The group, named Right on Crime, includes presidential hopeful Newt Gingrich, former U.S. Attorney General Edwin Meese, former Florida Governor Jeb Bush, and tax reformer Grover Norquist.
The organization calls for transparency in governmental operations of prisons, and demand that public safety, personal responsibility, work, restitution, community service, and treatment should be a priority. In addition, victims should be treated with “dignity and respect – with an opportunity to participate, receive restitution, and even be reconciled with offenders.” They would like to see more involvement from the offenders’ family, charities, and faith-based groups.
The group wants the juvenile justice system to employ policies that send a clear message to youngsters at the time of the illegal behavior rather than waiting for violations to pile up and then locking them up. Proven approaches to reduce juvenile crime include teen courts, community service, student behavior contracts, student behavior accounts, peer mediation and keeping juveniles closer to home. Right on Crime advocates for policies that review sentences of juveniles years after imprisonment to see if they are fit to return to society.
Texas Gov. Rick Perry commented, “I believe we can take an approach to crime that is both tough and smart. … [T]here are thousands of non-violent offenders in the system whose future we cannot ignore. Let’s focus more resources on rehabilitating those offenders so we can ultimately spend less money locking them up again.”

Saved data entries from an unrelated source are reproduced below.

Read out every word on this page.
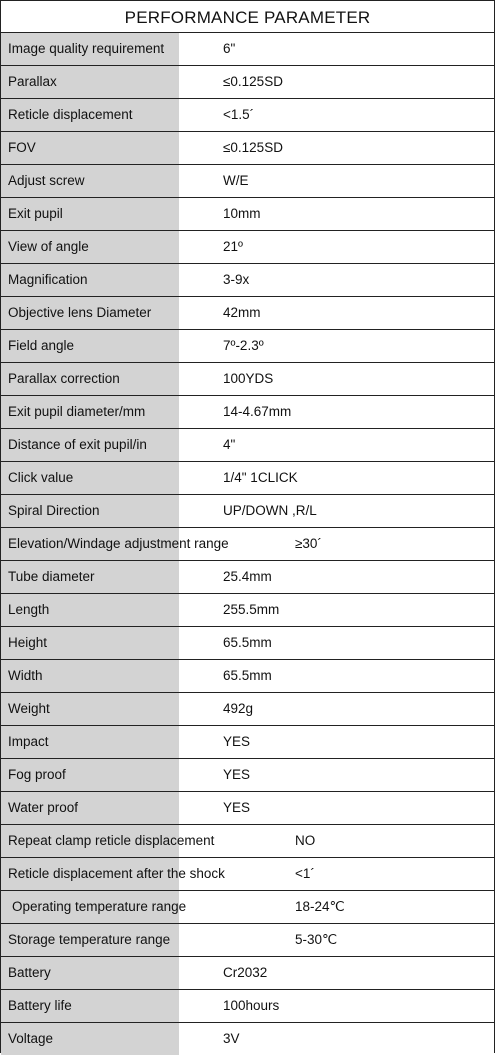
PERFORMANCE PARAMETER
Image quality requirement	6"
Parallax	≤0.125SD
Reticle displacement	<1.5´
FOV	≤0.125SD
Adjust screw	W/E
Exit pupil	10mm
View of angle	21º
Magnification	3-9x
Objective lens Diameter	42mm
Field angle	7º-2.3º
Parallax correction	100YDS
Exit pupil diameter/mm	14-4.67mm
Distance of exit pupil/in	4"
Click value	1/4" 1CLICK
Spiral Direction	UP/DOWN ,R/L
Elevation/Windage adjustment range	≥30´
Tube diameter	25.4mm
Length	255.5mm
Height	65.5mm
Width	65.5mm
Weight	492g
Impact	YES
Fog proof	YES
Water proof	YES
Repeat clamp reticle displacement	NO
Reticle displacement after the shock	<1´
Operating temperature range	18-24℃
Storage temperature range	5-30℃
Battery	Cr2032
Battery life	100hours
Voltage	3V
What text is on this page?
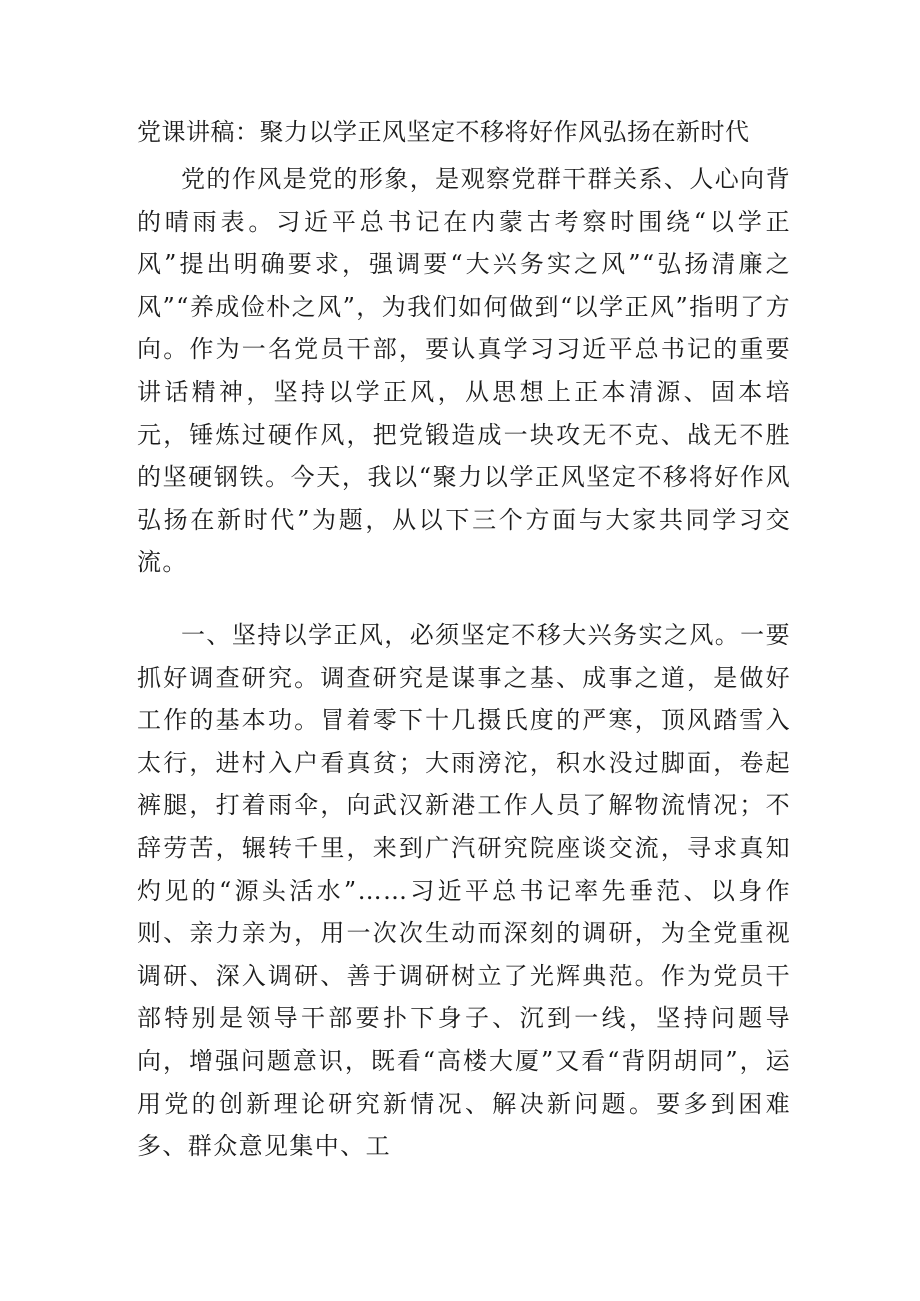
党课讲稿：聚力以学正风坚定不移将好作风弘扬在新时代
党的作风是党的形象，是观察党群干群关系、人心向背的晴雨表。习近平总书记在内蒙古考察时围绕“以学正风”提出明确要求，强调要“大兴务实之风”“弘扬清廉之风”“养成俭朴之风”，为我们如何做到“以学正风”指明了方向。作为一名党员干部，要认真学习习近平总书记的重要讲话精神，坚持以学正风，从思想上正本清源、固本培元，锤炼过硬作风，把党锻造成一块攻无不克、战无不胜的坚硬钢铁。今天，我以“聚力以学正风坚定不移将好作风弘扬在新时代”为题，从以下三个方面与大家共同学习交流。
一、坚持以学正风，必须坚定不移大兴务实之风。一要抓好调查研究。调查研究是谋事之基、成事之道，是做好工作的基本功。冒着零下十几摄氏度的严寒，顶风踏雪入太行，进村入户看真贫；大雨滂沱，积水没过脚面，卷起裤腿，打着雨伞，向武汉新港工作人员了解物流情况；不辞劳苦，辗转千里，来到广汽研究院座谈交流，寻求真知灼见的“源头活水”……习近平总书记率先垂范、以身作则、亲力亲为，用一次次生动而深刻的调研，为全党重视调研、深入调研、善于调研树立了光辉典范。作为党员干部特别是领导干部要扑下身子、沉到一线，坚持问题导向，增强问题意识，既看“高楼大厦”又看“背阴胡同”，运用党的创新理论研究新情况、解决新问题。要多到困难多、群众意见集中、工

“The criminal justice arena is starved for conservative solutions for reducing crime, restoring victims, reforming offenders and lowering costs.”
Right on Crime advocates say that if crime reduction rates do not correspond with the amount of money spent in corrections, then a change in policy is needed. Maryland, Nevada, New Jersey, New York, North Carolina, South Carolina, and Texas were looked at as examples that followed this idea.
Former President George W. Bush is quoted as saying, “We know from long experience that if [former prisoners] can’t find work, or a home, or help, they are much more likely to commit more crimes and return to prison. … America is the land of the second chance, and when the gates of the prison open, the path ahead should lead to a better life.”